Is Entrepreneurship Through Acquisition The Answer To Building Wealth For People Of Color?


How to build wealth among people of color and to do so in a way that’s accessible to a critical mass of people? That’s the question four friends who all met through business school connections started discussing in earnest after the 2020 murder of George Floyd and the spotlight on racial inequities it fostered.

Their answer: boost business ownership by people of color, but with a twist. Instead of helping founders start something from scratch, they decided they’d focus on entrepreneurship through acquisition (ETA)—that is, buying an existing business. “It’s a much lower-risk path to entrepreneurship,” says Havell Rodrigues, cofounder and CEO of New Majority Capital, the Providence, RI, company they formed to boost ETA. “You have cash flow from day one.”

That plan rests, in part, on the predicted silver tsunami of businesses coming on the market. That’s because millions of firms owned by baby boomers will be for sale or bequeathed over the next two decades. “This is a unique opportunity for under-represented entrepreneurs to acquire businesses and start on a path of building generational wealth,” says Allegra Stennett, cofounder. In Rhode Island alone, according to cofounder Darryl Lindie, there are about 20,000 small businesses with employees and 80% lack a succession plan.

Foundation

New Majority has two parts. First there’s New Majority Capital Foundation, which runs two programs. One, called Succession Ready, helps existing business owners thinking of retiring, over a period of five weeks, to get their companies ready for succession. Launched last fall in Providence, it covers everything from alternatives to selling to how to increase a firm’s valuation.

The other, which will launch next week, is bETA, an eight-week accelerator aimed at teaching entrepreneurs of color what they need to know to buy and expand an existing business. (It’s in -person for the first and last few days and virtual the rest of the time, a particularly important consideration for participants who hold a full-time job). That includes doing due diligence, hiring and operations, among other topics. It also covers looking for business brokers. At the end, they get a certification from Babson College, which is delivering the curriculum.
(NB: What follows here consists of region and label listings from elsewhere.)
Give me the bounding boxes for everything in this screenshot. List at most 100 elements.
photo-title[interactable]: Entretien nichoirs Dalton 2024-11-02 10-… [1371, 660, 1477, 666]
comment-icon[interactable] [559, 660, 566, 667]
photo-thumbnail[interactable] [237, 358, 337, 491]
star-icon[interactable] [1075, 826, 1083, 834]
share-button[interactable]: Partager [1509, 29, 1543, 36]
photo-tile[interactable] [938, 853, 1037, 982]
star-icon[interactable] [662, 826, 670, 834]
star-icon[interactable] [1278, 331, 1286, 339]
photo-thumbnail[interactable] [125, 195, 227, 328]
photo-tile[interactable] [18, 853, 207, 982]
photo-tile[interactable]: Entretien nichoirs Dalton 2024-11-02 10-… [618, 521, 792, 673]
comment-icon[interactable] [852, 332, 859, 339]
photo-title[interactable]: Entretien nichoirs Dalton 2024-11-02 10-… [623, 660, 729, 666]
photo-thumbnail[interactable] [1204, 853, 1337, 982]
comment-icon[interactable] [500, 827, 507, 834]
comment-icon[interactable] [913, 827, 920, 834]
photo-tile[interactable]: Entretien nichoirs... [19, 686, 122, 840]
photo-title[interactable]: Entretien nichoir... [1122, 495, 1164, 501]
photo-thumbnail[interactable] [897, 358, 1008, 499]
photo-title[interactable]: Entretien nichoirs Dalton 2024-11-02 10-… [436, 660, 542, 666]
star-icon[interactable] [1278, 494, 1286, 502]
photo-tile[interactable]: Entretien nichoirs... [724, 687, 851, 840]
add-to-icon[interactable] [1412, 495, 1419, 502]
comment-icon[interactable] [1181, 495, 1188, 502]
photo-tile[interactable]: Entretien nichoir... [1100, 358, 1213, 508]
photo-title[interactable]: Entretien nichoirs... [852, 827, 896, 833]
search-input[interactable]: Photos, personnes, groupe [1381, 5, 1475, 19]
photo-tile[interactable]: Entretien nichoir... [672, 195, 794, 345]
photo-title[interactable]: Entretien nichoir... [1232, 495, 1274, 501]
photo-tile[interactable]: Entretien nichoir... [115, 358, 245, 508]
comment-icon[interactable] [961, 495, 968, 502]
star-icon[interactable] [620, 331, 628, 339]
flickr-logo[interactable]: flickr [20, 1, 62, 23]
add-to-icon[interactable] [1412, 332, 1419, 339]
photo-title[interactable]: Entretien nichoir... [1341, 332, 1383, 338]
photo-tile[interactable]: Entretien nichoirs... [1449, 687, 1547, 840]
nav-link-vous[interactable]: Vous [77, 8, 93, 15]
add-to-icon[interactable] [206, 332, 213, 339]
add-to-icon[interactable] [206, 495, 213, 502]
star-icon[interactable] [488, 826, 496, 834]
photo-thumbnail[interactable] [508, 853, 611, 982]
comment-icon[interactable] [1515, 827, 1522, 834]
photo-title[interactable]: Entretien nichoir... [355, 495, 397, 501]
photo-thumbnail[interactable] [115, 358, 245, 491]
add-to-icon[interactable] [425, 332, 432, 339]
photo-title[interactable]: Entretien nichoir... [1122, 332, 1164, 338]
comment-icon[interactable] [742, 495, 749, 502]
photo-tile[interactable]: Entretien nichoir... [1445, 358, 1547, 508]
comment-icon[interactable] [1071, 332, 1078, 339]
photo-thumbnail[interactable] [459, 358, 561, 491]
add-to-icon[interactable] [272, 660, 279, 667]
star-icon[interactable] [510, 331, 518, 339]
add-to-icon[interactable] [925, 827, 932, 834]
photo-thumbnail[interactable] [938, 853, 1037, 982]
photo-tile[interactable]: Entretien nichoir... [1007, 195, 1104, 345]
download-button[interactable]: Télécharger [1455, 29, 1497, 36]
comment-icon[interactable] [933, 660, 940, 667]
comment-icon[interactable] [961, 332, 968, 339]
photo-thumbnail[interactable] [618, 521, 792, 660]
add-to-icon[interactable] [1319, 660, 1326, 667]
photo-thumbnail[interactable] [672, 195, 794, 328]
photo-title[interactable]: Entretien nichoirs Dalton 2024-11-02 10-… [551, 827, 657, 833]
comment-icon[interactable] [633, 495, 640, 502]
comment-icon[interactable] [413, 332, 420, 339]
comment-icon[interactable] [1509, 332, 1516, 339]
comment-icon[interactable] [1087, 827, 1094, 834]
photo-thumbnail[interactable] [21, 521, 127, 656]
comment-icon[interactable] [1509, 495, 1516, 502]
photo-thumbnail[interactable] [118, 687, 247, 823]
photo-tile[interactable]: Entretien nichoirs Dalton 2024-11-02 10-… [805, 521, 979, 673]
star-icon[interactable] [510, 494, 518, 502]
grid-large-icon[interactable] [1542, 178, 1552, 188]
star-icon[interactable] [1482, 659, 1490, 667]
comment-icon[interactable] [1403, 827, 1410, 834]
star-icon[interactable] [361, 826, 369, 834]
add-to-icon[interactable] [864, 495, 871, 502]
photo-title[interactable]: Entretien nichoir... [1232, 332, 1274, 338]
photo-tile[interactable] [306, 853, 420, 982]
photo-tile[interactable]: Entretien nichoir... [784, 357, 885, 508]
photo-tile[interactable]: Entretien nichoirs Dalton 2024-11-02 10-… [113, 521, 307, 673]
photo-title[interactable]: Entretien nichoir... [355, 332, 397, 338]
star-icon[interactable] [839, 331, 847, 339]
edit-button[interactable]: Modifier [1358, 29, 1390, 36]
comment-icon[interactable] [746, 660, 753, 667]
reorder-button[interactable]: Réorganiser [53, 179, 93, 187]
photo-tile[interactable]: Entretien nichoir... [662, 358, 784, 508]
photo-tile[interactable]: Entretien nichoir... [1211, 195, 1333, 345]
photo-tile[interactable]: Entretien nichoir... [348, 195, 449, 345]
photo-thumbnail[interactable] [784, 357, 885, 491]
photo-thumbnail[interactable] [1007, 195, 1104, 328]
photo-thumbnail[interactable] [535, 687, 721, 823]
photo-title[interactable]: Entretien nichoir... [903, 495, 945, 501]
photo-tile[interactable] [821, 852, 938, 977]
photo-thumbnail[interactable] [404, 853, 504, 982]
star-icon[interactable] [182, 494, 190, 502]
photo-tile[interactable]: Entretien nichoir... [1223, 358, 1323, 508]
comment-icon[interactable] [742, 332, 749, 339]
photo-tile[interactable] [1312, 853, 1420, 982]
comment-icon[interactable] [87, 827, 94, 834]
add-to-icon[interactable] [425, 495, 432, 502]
It’s launching in Rhode Island, but the team plans to expand nationally this year.

New Majority held an introductory workshop in January for about 100 BIPOC individuals, to provide a glimpse of what ETA involves. About 35 or so of those people will comprise the first cohort.

The Fund

Graduates will form a pipeline for New Majority’s $50 million fund. It will provide up to 100% of financing for making an acquisition, with the ability to help finance around 50 acquisitions alongside banks and other investors. Three are three structures: One is for people able to make a down payment, the other two are for those who can’t do that. (All include 10% seller financing). Those who have the resources for a 2.5% down payment can access a 7a SBA loan, plus a 7.5% equity stake from New Majority and seller financing. Otherwise, they can split debt and equity, plus seller financing. Or New Majority takes a 90% equity stake with seller financing.

The equity, says Kris Schumacher, cofounder, “is designed to be as non-extractive as possible.” That means returns are typically limited, with a structure that allows entrepreneurs to have full ownership in five to seven years.

There’s also a crowdfunding campaign allowing non-accredited investors to invest in the company.

First Plans

The partners first considered the idea of creating a venture studio. It would come up with startup ideas and back founders who could get those businesses up and running. But, they realized, that approach had some glaring problems. First, was the high failure rate for new businesses in the U.S. The other was the likelihood that, because only a few of the ideas would probably succeed, they’d end up focusing their efforts on just a few companies, thereby limiting the number of entrepreneurs able to benefit and start generating generational wealth. “Having just a few people succeed is not going to move the needle,” says Stennett.

Better, they decided, was to offer a soup-to-nuts solution. “We needed a model through which all portfolio companies would have equal support so we could all succeed,” says Rodrigues.

Ultimately, it’s a plan that, the cofounders feel, will work for everyone. “Small businesses are a great driver of wealth creation and a great value proposition for all parties involved,” says Lindie.